Charmée du compliment consolant qu’elle venait de lui faire, Peg Sliderskew se mit à ramasser l’habillement favorisé d’une préférence par Arthur Gride, le prit en paquet dans ses bras décharnés et resta là à faire des grimaces, à rire du coin de la bouche, à cligner ses yeux humides, comme un de ces marmousets dont le sculpteur s’est amusé à sabrer la figure dans quelque bas-relief fantastique.

« Ah ! vous êtes d’humeur à rire aujourd’hui, à ce qu’il paraît, Peg, lui dit son maître d’assez mauvaise grâce.

— Dam, n’y a-t-il pas de quoi ? reprit la petite vieille, je ne rirai pas toujours, et peut-être même avant peu, s’il vient quelqu’un ici pour me commander en maître, car je suis bien aise de vous le dire, Peg Sliderskew ne se laissera pas monter sur le dos ; il y a trop d’années qu’elle dirige la maison ; mais vous le savez bien, je n’ai pas besoin de vous le dire, cela ne m’irait pas, d’abord ; non, non, ni à vous non plus. Vous n’avez qu’à essayer, et vous serez bientôt ruiné, ruiné, ruiné.

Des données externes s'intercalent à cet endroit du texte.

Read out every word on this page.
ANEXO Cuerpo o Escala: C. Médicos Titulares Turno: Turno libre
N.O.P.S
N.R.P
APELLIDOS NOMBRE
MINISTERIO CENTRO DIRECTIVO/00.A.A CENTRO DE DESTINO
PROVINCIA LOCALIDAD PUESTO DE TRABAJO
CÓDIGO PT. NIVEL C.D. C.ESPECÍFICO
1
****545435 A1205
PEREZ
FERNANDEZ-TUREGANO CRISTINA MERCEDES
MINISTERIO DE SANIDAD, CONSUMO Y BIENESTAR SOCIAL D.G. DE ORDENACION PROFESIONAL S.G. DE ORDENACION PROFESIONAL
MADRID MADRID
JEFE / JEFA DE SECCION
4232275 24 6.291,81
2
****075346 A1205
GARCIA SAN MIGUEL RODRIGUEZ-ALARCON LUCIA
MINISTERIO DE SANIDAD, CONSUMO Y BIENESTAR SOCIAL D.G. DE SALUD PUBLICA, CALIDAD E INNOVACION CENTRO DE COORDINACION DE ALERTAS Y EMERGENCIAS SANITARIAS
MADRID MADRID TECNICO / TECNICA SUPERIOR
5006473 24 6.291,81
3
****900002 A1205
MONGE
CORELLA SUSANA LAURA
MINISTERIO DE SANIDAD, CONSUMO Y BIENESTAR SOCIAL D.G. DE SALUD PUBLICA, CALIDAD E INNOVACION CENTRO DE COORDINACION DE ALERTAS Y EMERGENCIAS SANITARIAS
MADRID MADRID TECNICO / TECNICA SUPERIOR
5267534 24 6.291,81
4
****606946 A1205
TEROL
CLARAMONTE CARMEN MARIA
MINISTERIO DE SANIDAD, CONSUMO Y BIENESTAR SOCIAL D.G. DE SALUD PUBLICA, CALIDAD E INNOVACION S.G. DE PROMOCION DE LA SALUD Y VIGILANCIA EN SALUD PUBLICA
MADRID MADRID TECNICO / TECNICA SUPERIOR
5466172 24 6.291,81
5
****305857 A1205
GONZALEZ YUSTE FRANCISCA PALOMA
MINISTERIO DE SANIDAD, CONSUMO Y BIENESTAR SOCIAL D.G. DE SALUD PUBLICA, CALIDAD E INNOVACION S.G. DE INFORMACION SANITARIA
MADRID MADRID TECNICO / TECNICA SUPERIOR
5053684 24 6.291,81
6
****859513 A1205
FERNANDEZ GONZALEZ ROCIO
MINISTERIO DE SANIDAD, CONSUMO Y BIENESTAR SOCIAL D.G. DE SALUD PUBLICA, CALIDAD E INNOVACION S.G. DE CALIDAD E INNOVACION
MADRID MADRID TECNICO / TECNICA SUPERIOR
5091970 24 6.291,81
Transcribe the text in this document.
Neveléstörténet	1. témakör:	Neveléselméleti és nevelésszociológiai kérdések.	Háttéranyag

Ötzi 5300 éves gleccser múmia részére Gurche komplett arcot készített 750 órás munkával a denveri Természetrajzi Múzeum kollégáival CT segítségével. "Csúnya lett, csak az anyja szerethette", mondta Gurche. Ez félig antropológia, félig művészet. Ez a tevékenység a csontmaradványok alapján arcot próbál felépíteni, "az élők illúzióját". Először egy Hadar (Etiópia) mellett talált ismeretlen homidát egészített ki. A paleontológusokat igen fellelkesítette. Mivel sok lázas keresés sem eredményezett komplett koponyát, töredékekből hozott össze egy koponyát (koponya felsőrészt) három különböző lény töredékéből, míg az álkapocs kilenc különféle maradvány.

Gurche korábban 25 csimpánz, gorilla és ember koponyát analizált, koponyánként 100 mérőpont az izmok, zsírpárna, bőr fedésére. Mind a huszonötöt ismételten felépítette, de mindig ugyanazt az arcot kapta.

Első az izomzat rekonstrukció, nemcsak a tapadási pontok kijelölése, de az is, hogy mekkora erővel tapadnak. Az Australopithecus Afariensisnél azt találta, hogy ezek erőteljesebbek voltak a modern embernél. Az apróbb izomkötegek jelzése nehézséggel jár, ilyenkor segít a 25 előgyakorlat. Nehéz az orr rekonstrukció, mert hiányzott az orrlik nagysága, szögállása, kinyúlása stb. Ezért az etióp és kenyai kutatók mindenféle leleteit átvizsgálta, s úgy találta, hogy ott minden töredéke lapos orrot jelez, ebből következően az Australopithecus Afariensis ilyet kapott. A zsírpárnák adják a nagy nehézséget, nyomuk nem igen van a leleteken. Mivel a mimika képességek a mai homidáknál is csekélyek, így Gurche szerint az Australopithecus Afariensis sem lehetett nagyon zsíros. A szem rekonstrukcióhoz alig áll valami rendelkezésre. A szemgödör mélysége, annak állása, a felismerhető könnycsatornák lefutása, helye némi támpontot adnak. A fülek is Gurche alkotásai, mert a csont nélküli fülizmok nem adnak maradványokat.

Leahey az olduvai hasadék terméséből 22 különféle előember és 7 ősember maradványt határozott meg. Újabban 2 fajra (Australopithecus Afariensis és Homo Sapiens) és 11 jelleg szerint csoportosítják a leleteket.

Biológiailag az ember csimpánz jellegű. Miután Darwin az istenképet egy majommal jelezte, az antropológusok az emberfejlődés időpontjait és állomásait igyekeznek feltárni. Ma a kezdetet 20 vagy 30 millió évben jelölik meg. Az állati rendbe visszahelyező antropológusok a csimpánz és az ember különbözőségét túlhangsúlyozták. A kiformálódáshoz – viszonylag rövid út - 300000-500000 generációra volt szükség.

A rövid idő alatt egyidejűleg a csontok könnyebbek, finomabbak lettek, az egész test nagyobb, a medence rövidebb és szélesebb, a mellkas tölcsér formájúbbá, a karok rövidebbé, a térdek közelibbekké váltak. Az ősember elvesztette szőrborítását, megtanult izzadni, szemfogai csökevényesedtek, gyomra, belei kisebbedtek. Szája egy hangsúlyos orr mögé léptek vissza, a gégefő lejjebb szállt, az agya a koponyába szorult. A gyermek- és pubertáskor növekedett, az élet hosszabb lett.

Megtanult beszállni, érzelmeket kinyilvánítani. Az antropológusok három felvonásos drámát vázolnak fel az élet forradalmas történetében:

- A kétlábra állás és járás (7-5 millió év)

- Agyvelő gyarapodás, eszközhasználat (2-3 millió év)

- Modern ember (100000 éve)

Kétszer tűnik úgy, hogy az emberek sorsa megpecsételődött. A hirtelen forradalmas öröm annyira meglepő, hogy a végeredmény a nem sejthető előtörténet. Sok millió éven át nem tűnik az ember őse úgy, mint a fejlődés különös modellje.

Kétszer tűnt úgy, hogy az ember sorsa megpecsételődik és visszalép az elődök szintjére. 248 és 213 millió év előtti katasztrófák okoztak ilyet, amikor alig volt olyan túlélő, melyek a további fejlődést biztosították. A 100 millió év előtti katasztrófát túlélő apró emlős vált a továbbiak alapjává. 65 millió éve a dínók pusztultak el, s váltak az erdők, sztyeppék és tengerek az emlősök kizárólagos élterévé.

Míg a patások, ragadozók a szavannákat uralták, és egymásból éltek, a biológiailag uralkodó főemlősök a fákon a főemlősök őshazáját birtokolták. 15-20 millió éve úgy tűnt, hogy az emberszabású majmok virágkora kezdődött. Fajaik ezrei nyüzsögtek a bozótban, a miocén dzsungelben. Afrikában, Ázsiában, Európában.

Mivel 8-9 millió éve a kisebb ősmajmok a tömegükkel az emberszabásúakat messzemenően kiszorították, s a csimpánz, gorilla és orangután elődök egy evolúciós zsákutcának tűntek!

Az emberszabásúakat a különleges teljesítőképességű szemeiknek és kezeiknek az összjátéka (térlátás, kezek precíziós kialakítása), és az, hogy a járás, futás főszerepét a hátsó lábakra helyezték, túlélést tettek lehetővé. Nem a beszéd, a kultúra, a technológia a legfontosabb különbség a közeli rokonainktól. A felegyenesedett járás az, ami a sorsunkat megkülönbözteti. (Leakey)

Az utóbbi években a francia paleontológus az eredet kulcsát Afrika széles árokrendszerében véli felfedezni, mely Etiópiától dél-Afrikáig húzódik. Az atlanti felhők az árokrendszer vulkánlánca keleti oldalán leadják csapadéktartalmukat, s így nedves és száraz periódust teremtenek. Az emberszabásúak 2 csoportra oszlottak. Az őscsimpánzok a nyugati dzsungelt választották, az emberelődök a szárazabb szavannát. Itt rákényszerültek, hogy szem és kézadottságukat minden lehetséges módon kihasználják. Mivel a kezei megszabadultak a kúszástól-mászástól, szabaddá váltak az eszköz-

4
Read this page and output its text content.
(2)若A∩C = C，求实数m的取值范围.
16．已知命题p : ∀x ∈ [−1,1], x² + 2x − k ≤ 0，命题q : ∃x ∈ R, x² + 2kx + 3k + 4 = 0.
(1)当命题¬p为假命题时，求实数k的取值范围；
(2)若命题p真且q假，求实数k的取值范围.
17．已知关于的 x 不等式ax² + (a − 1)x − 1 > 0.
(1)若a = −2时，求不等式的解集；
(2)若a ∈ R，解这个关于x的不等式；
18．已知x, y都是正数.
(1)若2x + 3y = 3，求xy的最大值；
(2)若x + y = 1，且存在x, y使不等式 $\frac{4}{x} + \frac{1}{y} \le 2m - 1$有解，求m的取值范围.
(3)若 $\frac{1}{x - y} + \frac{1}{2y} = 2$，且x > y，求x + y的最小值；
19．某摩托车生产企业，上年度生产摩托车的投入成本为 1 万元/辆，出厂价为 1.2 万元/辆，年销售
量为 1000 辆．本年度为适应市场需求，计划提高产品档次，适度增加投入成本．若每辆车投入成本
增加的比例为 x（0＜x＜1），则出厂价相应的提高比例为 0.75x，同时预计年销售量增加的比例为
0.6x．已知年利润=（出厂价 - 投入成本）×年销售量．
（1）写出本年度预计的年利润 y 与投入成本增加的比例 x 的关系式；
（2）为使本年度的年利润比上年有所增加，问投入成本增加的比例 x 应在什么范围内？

— Dieu ! Dieu ! je n’ai garde de l’essayer jamais, dit Arthur Gride effrayé rien que d’entendre prononcer ce mot : du diable si j’essaye ! Ce ne serait déjà pas si difficile de me ruiner ; il faut, au contraire, que nous redoublions de soins, d’économie, car nous allons avoir une bouche de plus dans la maison ; seulement, il ne faut pas…, il ne faut pas que notre économie aille jusqu’à lui faire perdre sa bonne mine, car j’ai bien du plaisir à la voir comme cela.